O Jota me lembrou algo que eu disse há alguns meses pra uma amiga que voltou a escrever sobre EM (força Marina!), que eu não deveria escrever porque os outros vão ler e concordar ou discordar, mas escrever porque é bom pra mim. Isso ficou martelando na minha cabeça. Afinal, não fui eu que escrevi uma tese de doutorado falando o quanto escrever tem um potencial curativo? Não curativo da doença física, mas de sentir-se melhor consigo mesmo.
Não por acaso, porque eu não acredito em acaso, recebi alguns emails nos últimos dias de pessoas que estão descobrindo a EM e leram meu blog nos últimos dias. É bem legal receber mensagens assim, porque dá um gás pra continuar escrevendo. No meu caso, deu um gás pra eu voltar a sentar na frente do computador e escrever livremente, sem medo de que as pessoas concordem ou não com o que eu digo. Obrigada a todos e todas que me escreveram nos últimos dias, os emails e mensagens de vocês foi de fundamental importância para eu organizar um calendário de posts novo e pensar em novos vídeos para o canal (será gravado amanhã, sem falta).

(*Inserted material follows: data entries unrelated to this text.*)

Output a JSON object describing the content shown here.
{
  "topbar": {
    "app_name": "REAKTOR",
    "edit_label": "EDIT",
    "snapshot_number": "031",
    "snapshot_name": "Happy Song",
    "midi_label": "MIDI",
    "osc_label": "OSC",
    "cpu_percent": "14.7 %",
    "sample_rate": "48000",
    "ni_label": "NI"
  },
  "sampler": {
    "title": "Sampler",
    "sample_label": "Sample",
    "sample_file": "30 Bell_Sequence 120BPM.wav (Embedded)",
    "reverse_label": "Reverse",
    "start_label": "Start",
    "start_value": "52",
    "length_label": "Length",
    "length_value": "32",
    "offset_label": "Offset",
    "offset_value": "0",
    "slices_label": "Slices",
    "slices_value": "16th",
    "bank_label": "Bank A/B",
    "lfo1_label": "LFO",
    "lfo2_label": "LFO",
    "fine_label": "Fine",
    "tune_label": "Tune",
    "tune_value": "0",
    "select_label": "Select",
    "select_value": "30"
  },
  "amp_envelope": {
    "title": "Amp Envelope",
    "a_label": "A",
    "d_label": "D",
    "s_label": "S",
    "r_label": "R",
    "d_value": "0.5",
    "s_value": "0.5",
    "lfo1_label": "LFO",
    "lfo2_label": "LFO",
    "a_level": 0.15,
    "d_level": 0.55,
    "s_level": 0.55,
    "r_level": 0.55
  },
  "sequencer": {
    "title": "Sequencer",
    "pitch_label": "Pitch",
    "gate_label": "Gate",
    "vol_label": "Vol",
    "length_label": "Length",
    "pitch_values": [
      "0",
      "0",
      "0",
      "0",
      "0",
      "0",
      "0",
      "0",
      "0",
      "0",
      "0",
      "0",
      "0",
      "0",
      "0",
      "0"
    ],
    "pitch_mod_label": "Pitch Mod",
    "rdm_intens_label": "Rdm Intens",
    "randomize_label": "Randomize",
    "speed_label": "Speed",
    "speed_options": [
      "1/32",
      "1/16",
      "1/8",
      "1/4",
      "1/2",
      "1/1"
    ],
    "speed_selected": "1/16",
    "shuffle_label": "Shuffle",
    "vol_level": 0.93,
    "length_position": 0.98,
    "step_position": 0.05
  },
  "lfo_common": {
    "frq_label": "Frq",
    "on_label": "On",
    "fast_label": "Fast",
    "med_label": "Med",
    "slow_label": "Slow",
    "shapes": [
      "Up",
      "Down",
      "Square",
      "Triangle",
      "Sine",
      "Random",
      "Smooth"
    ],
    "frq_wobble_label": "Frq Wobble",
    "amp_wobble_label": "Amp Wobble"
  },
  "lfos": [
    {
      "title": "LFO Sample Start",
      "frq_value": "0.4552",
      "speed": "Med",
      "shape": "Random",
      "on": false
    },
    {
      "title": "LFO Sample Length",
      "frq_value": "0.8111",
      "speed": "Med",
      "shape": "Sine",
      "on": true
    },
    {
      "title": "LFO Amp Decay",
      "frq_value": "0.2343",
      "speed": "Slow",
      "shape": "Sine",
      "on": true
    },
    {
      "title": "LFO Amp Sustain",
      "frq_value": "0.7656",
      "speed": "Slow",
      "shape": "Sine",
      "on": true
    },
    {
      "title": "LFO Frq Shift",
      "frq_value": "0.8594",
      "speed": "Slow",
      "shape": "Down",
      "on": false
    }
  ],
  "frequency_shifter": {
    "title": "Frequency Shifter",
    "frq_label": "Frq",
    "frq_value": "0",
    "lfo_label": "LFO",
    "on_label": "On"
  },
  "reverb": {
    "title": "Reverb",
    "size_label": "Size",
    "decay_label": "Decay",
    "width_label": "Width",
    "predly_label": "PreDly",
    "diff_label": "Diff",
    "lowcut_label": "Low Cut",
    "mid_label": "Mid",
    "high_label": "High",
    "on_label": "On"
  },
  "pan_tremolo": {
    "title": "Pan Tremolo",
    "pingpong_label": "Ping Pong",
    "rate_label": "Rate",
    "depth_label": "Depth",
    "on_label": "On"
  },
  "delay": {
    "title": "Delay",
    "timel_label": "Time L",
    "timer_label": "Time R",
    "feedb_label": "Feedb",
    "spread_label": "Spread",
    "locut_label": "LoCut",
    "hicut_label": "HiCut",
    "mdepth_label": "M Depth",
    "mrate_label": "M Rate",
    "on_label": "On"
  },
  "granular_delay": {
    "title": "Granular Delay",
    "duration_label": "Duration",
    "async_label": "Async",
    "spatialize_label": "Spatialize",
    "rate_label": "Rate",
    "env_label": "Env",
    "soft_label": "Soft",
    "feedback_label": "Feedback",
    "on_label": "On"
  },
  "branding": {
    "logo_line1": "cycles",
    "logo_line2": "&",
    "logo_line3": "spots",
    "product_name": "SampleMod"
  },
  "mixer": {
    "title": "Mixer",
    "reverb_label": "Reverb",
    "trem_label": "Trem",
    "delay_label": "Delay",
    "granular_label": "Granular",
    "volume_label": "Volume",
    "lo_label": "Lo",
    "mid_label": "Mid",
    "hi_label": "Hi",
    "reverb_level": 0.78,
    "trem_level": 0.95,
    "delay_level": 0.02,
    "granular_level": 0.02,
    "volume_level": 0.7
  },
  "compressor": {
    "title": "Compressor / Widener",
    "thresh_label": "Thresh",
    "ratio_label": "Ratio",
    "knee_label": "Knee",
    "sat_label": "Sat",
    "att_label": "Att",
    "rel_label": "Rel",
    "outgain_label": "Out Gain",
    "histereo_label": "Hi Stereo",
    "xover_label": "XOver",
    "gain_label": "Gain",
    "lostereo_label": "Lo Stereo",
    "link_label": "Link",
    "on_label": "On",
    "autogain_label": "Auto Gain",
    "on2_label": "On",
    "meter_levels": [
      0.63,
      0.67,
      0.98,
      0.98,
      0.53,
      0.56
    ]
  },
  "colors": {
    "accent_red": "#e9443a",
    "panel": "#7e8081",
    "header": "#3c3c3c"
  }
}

Escrever exige vontade e disciplina, mas também tempo. E nesse mês das mães, vendo os comerciais lindos (de chorar mesmo) sobre maternidade, eu me emociono mas também me pergunto quem apoia as mães para que elas possam ser elas mesmas e possam ser apoio e exemplo para os filhos. Eu confesso e abro meu coraçãozinho e intimidade da minha família pra dizer que ontem à noite tive uma séria conversa com o Jota sobre isso. Porque eu cresci ouvindo que eu sou foda, que eu sou capaz de tudo, que eu sou forte, que eu sou guerreira. Só que chega uma hora que a gente cansa e não quer ser a super mulher que os outros desenham. Eu me sinto mal porque eu sei que se dependesse da vontade dele a coparentalidade seria uma super realidade aqui em casa. Mas o corpo físico e a EM dele não permitem isso. E eu me sinto uma megera por falar pra ele como eu me sinto cansada sabendo que ele vai se sentir mal por não poder fazer muita coisa. O que ele não sabe é que me escutar, dar o peito pra eu deitar e secar minhas lágrimas já é bastante coisa. Às vezes o que uma mulher-mãe cansada quer é apenas falar o que incomoda, sem julgamentos e sem soluções mesmo. Só ser ouvida.
Eu sei, o texto de hoje virou uma miscelânea estranha. Desculpa. É que eu precisava recomeçar, mesmo sem um tema específico. Eu precisava falar. Sem ordem, sem início meio e fim. Às vezes é isso que a gente precisa. Escrever sem a pretensão de ser lida. Escrever pra esvaziar a mente e o coração.
Se alguém estiver lendo, obrigada por me acompanhar até aqui. Se eu puder dar um conselho pra você é: encontre alguém que te escute e, sempre que alguém te procurar para falar, escute essa também essa pessoa.